The treatment of atherosclerosis is trapped in a rut, and has been for some time. Near all of the development in this field is focused on producing ever more innovative ways to reduce LDL-cholesterol in the bloodstream. Unfortunately, this cannot do more than modestly slow the condition; it can’t reverse existing plaque to any great degree. By the time a plaque has formed, it has become a self-sustaining lesion, inflamed and attracting ever more immune cells to become overwhelmed by the toxic plaque environment and die, adding their mass to the plaque. The input of LDL-cholesterol from the bloodstream, while creating the tipping point of plaque formation in the early stages, becomes a minor contribution at that later stage of the condition.

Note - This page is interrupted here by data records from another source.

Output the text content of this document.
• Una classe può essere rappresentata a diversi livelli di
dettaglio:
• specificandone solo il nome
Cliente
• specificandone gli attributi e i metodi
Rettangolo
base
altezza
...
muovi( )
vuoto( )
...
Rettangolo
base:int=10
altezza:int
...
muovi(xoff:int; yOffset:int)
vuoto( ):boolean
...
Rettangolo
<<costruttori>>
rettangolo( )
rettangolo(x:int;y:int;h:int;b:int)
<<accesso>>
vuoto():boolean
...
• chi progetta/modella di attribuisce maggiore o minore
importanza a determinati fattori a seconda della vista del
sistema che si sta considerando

Cyclarity is one of the few groups attempting to break out of the rut, along with Repair Biotechnologies. Cyclarity is testing whether or not targeted removal of the toxic modified cholesterol known as 7-ketocholesterol can improve the state of the disrupted plaque tissue environment far enough to enable some form of repair and reversal by otherwise overwhelmed tissue maintenance systems. Since animal models would be fairly uninformative on this question, the company is instead taking a very fast path to human trials based on tissue models and safety data alone. It will be interesting to see how well this works at the end of the day.

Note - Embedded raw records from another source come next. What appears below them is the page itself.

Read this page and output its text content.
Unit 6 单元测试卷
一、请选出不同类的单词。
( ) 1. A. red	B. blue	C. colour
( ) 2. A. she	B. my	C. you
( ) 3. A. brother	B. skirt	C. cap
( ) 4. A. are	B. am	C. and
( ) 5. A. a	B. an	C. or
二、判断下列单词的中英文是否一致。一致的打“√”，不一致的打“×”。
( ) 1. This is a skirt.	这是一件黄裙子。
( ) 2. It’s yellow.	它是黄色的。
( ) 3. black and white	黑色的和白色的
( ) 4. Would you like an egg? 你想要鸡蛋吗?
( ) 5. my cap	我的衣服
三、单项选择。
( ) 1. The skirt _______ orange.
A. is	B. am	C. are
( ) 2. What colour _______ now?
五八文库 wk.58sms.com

The development of therapeutics to combat atherosclerotic cardiovascular disease (CVD) forms a significant part of humankind’s battle against chronic disease. The basic pathological process of atherosclerosis has been characterized for over a century. Despite its multifaceted nature, the major clinical focus for treatment of atherosclerosis has involved targeting cholesterol metabolism to reduce the rate of plaque accumulation within blood vessels or improving recovery after a cardiovascular event. Of all therapeutic interventions, cholesterol-lowering statins dominate the CVD market. In fact, statins are the most commonly-prescribed drug in the world. In essence, the field of CVD therapeutics has adopted a strategy of slowing the rate of disease progression and reducing the risk of complications from disease (i.e. cardiovascular events, like heart attacks). Although this strategy has played a role in the significant increase in average human lifespan over the past century, it is essentially a disease management approach that has failed to erase CVD from the list of humanity’s most prolific killers.

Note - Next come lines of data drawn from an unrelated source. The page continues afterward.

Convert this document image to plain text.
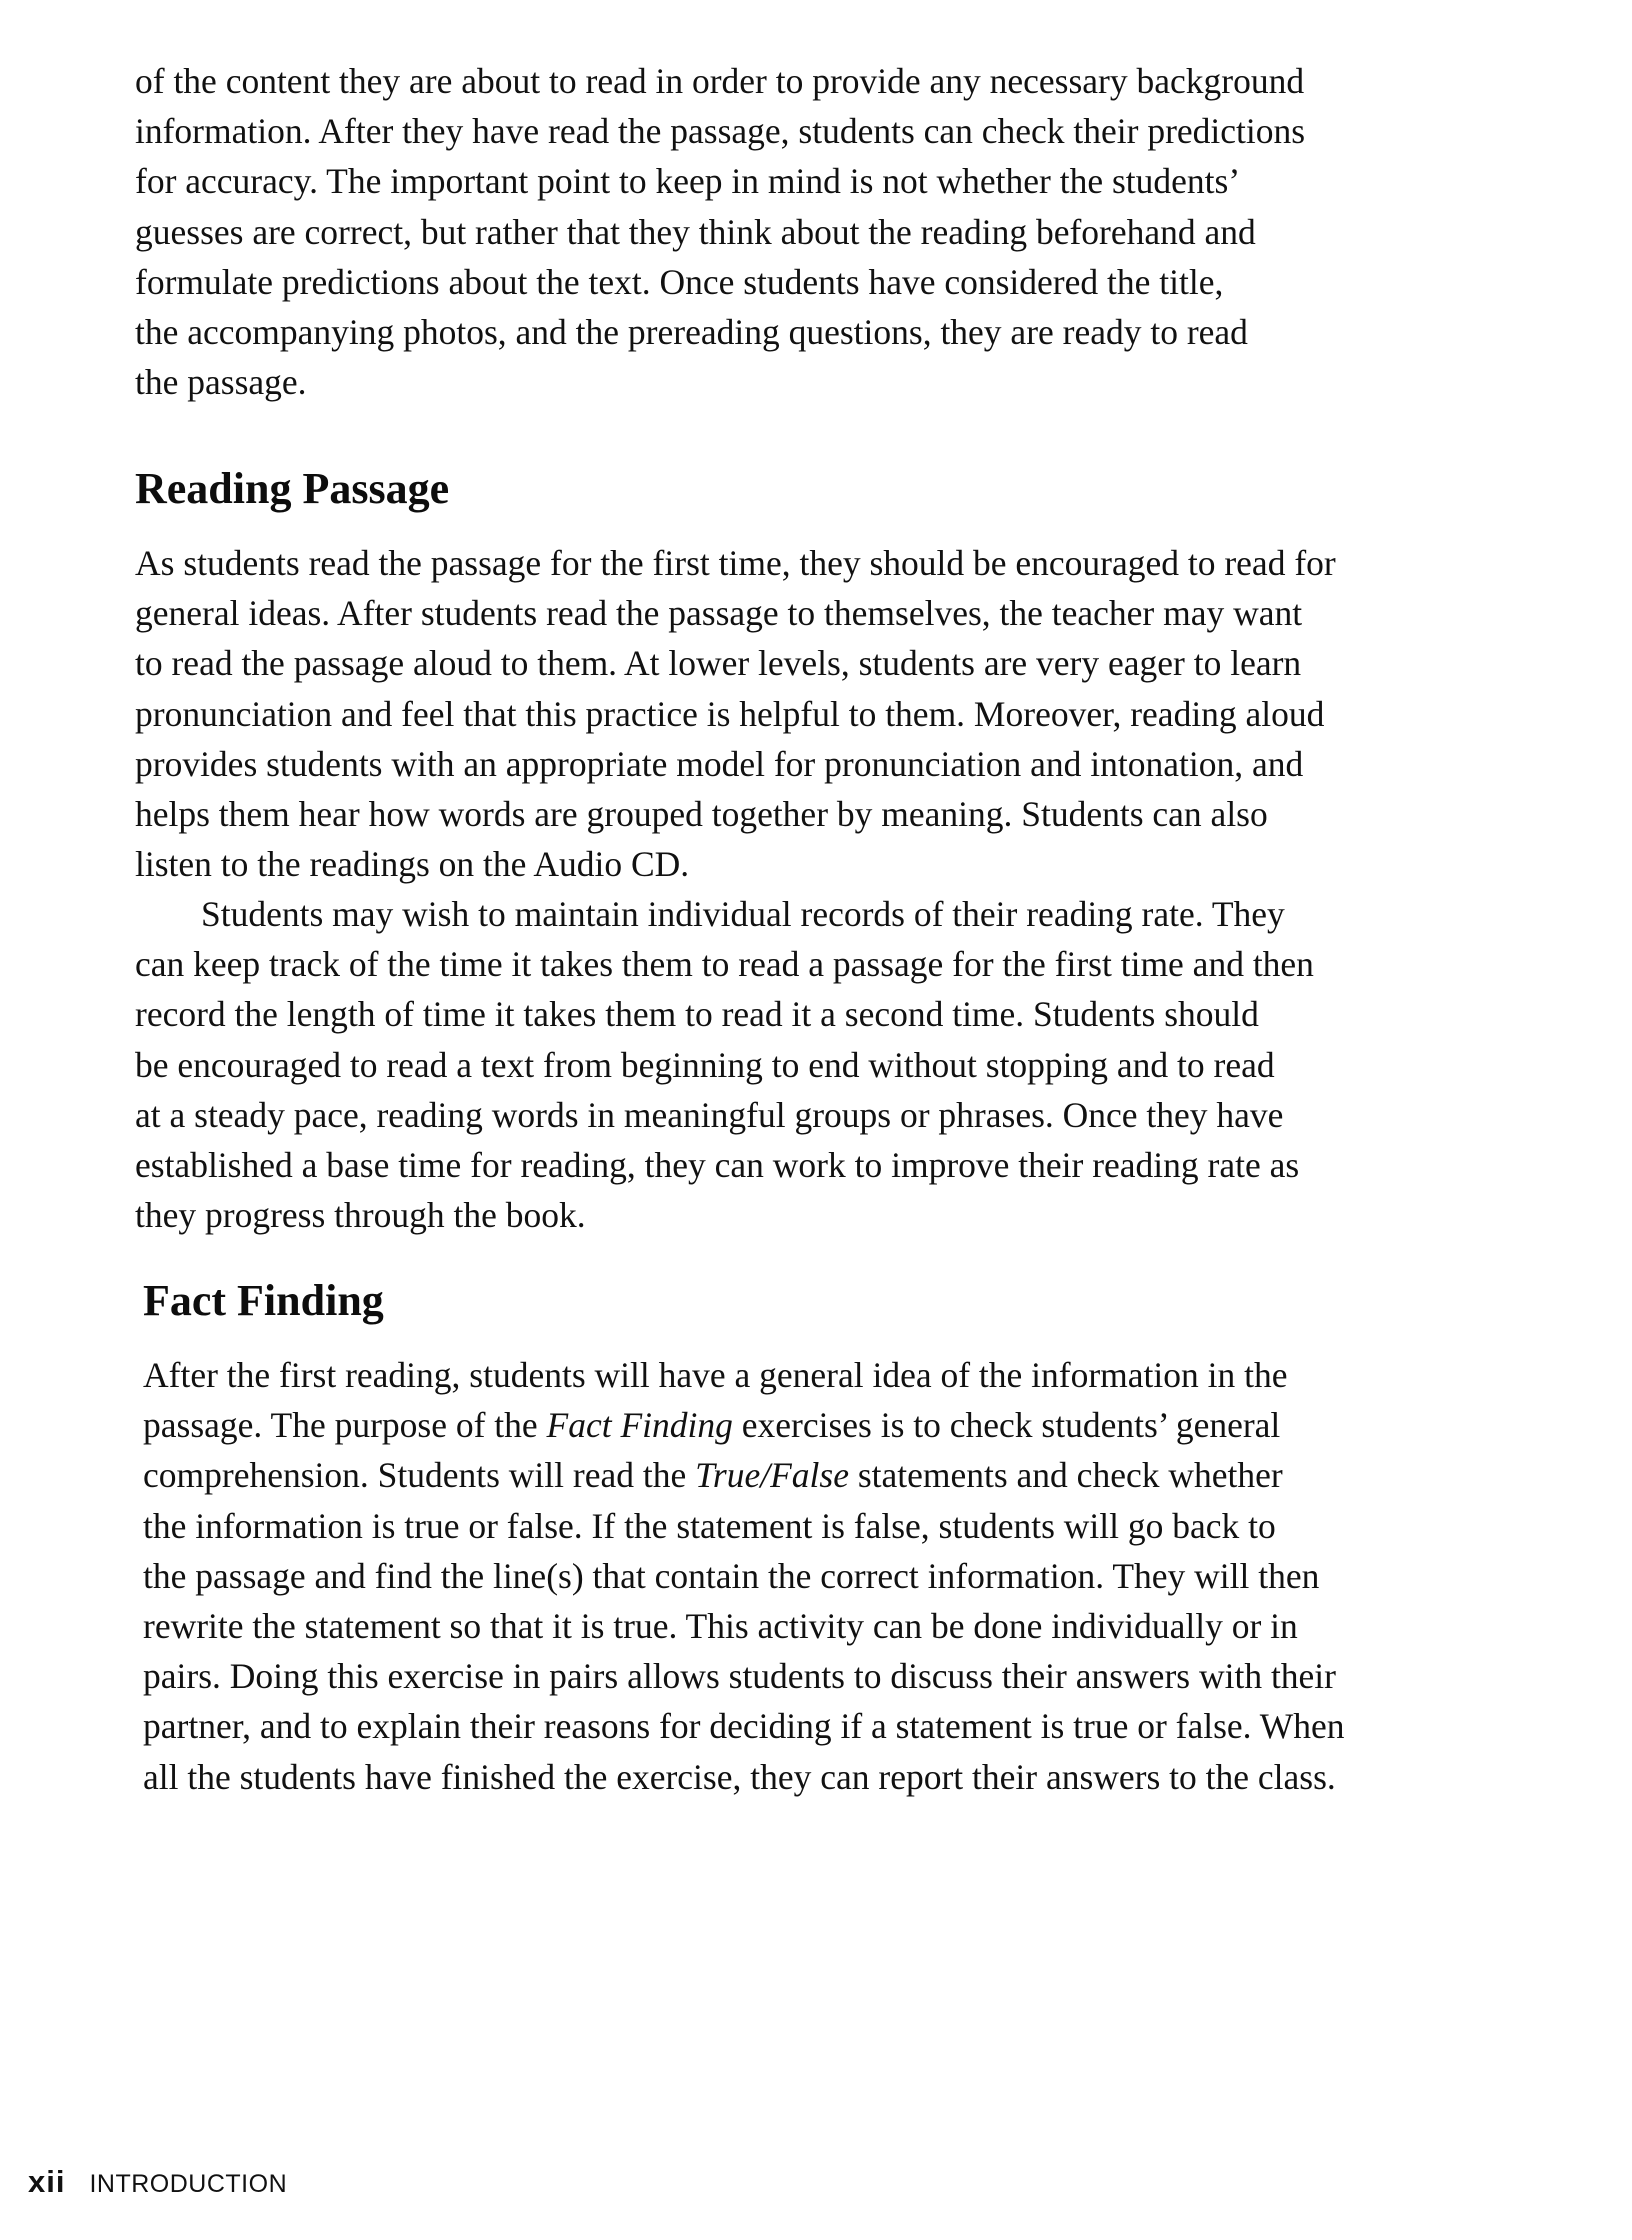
of the content they are about to read in order to provide any necessary background
information. After they have read the passage, students can check their predictions
for accuracy. The important point to keep in mind is not whether the students’
guesses are correct, but rather that they think about the reading beforehand and
formulate predictions about the text. Once students have considered the title,
the accompanying photos, and the prereading questions, they are ready to read
the passage.

Reading Passage

As students read the passage for the first time, they should be encouraged to read for
general ideas. After students read the passage to themselves, the teacher may want
to read the passage aloud to them. At lower levels, students are very eager to learn
pronunciation and feel that this practice is helpful to them. Moreover, reading aloud
provides students with an appropriate model for pronunciation and intonation, and
helps them hear how words are grouped together by meaning. Students can also
listen to the readings on the Audio CD.

Students may wish to maintain individual records of their reading rate. They
can keep track of the time it takes them to read a passage for the first time and then
record the length of time it takes them to read it a second time. Students should
be encouraged to read a text from beginning to end without stopping and to read
at a steady pace, reading words in meaningful groups or phrases. Once they have
established a base time for reading, they can work to improve their reading rate as
they progress through the book.

Fact Finding

After the first reading, students will have a general idea of the information in the
passage. The purpose of the Fact Finding exercises is to check students’ general
comprehension. Students will read the True/False statements and check whether
the information is true or false. If the statement is false, students will go back to
the passage and find the line(s) that contain the correct information. They will then
rewrite the statement so that it is true. This activity can be done individually or in
pairs. Doing this exercise in pairs allows students to discuss their answers with their
partner, and to explain their reasons for deciding if a statement is true or false. When
all the students have finished the exercise, they can report their answers to the class.

xii INTRODUCTION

There are several downstream events that transform cholesterol into a toxic waste product. Most importantly, the development of atherosclerosis is contingent upon cholesterol penetrating blood vessels and becoming oxidized – making it non-degradable and toxic. This corrupted form of cholesterol ultimately drives an insidious cycle of low level chronic inflammation (inflammaging), macrophage dysfunction, and plaque accumulation. Cyclarity Therapeutics works to rehabilitate the cardiovascular system’s own, natural self-repair mechanism, removing the toxic byproducts that cause macrophage dysfunction and restoring their natural ability to manage and reduce plaque. This is a “first in class” therapy that could redefine the treatment paradigm for atherosclerosis, paving a path for a new class of disease-modifying therapeutics. For the first time in the history of mankind’s fight against chronic disease, the possibility of disease reversal has been enabled.
Cyclarity’s candidate UDP-003 belongs to a class of compounds known as cyclodextrins. Cyclodextrins have special chemical properties that give them powerful fat/cholesterol binding capabilities. Cyclarity uses its novel computational platform technology to engineer cyclodextrins to enhance target specificity, safety, and efficacy relative to generic cyclodextrins. UDP-003 is designed to precisely bind and clear a toxic form of oxidized cholesterol, 7-ketocholesterol (7-KC), that builds up in immune cells (macrophages), transforming them into foam cells – the root cause of plaque formation.